Get the last 10 messages in the Slack channel
For each one, if there was exactly one Github pull request URL, extract that URL
Use the Github MCP to check the status of each of those URLs
Add the :merged: reacji to messages where the associated pull request was merged or closed

This worked so well! So, so well. Except, ahh, except that it sometimes decided to add :merged: to pull requests that weren’t merged. Then no one would look at those pull requests.
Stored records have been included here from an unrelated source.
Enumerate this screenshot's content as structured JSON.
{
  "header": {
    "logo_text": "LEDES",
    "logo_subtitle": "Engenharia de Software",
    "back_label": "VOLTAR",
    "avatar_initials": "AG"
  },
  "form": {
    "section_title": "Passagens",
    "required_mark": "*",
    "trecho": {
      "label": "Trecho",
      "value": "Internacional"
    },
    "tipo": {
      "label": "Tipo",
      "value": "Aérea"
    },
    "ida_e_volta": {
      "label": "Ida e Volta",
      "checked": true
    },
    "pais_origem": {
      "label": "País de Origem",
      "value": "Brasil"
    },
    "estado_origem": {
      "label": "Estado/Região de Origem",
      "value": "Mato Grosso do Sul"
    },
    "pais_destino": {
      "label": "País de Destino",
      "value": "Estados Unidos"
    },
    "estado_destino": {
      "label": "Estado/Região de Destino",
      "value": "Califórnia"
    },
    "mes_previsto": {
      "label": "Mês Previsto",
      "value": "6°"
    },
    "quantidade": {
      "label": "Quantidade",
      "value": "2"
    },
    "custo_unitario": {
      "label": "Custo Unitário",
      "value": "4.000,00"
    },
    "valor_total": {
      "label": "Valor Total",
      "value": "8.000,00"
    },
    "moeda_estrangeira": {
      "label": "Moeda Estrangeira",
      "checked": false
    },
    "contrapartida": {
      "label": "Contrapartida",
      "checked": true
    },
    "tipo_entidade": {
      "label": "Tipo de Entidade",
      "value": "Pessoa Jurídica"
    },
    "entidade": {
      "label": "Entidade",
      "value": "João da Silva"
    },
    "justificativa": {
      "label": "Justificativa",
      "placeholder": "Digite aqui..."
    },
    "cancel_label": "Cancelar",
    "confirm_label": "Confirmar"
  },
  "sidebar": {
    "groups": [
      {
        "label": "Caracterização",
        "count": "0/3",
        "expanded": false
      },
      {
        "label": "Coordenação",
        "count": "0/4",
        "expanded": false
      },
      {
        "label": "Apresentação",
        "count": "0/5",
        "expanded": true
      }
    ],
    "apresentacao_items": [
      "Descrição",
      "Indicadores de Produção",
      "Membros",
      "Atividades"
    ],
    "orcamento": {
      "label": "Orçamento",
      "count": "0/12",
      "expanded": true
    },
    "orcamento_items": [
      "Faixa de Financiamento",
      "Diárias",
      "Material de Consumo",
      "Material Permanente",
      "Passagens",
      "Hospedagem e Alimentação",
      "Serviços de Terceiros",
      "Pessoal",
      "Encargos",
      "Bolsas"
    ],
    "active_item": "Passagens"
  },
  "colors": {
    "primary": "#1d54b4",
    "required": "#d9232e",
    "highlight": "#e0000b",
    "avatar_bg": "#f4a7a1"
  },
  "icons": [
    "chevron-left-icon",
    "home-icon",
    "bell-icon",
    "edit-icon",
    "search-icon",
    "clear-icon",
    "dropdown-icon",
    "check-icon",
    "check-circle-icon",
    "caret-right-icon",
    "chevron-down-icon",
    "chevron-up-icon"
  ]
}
So, it worked in concept–so much smart tool usage!–but in practice it actually didn’t solve the problem I was trying to solve: erroneous additions of the reacji meant folks couldn’t evaluate whether to look at a given pull request in the channel based on the reacji’s presence.

(As an aside, some people really don’t like the term reacji. Don’t complain to me about it, this is what Slack calls them.)

How we implemented support for code-driven workflows

Our LLM-driven workflows are orchestrated by a software handler. That handler works something like:

Trigger comes in, and the handler selects which configuration corresponds with the trigger
Handler uses that configuration and trigger to pull the associated prompt, load the approved tools, and generate the available list of virtual files (e.g. files attached to a Jira issue or Slack message)
Handler sends the prompt and available tools to an LLM, then coordinates tool calls based on the LLM’s response, including e.g. making virtual files available to tools. The handler also has termination conditions where it prevents excessive tool usage, and so on
Eventually the LLM will stop recommending tools, and the final response from the LLM will be used or discarded depending on the configuration (e.g. configuration can determine whether the final response is sent to Slack)

We updated our configuration to allow running in one of two configurations:

# this is default behavior if omitted
coordinator: llm

# this is code-driven workflow
coordinator: script
coordinator_script: scripts/pr_merged.py

When the coordinator is set to script, then instead of using the handler to determine which tools are called, custom Python is used. That Python code has access to the same tools, trigger data, and virtual files as the LLM-handling code. It can use the subagent tool to invoke an LLM where useful (and that subagent can have full access to tools as well), but LLM control only occurs when explicitly desired.

This means that these scripts–which are being written and checked in by our software engineers, going through code review and so on–have the same permission and capabilities as the LLM, although given it’s just code, any given commit could also introduce a new dependency, etc.

How’s it working? / Next steps?

Altogether, this has worked very well for complex workflows. I would describe it as a “solution of frequent resort”, where we use code-driven workflows as a progressive enhancement for workflows where LLM prompts and tools aren’t reliable or quick enough. We still start all workflows using the LLM, which works for many cases. When we do rewrite, Claude Code can almost always rewrite the prompt into the code workflow in one-shot.

Even as models get more powerful, relying on them narrowly in cases where we truly need intelligence, rather than for iterative workflows, seems like a long-term addition to our toolkit.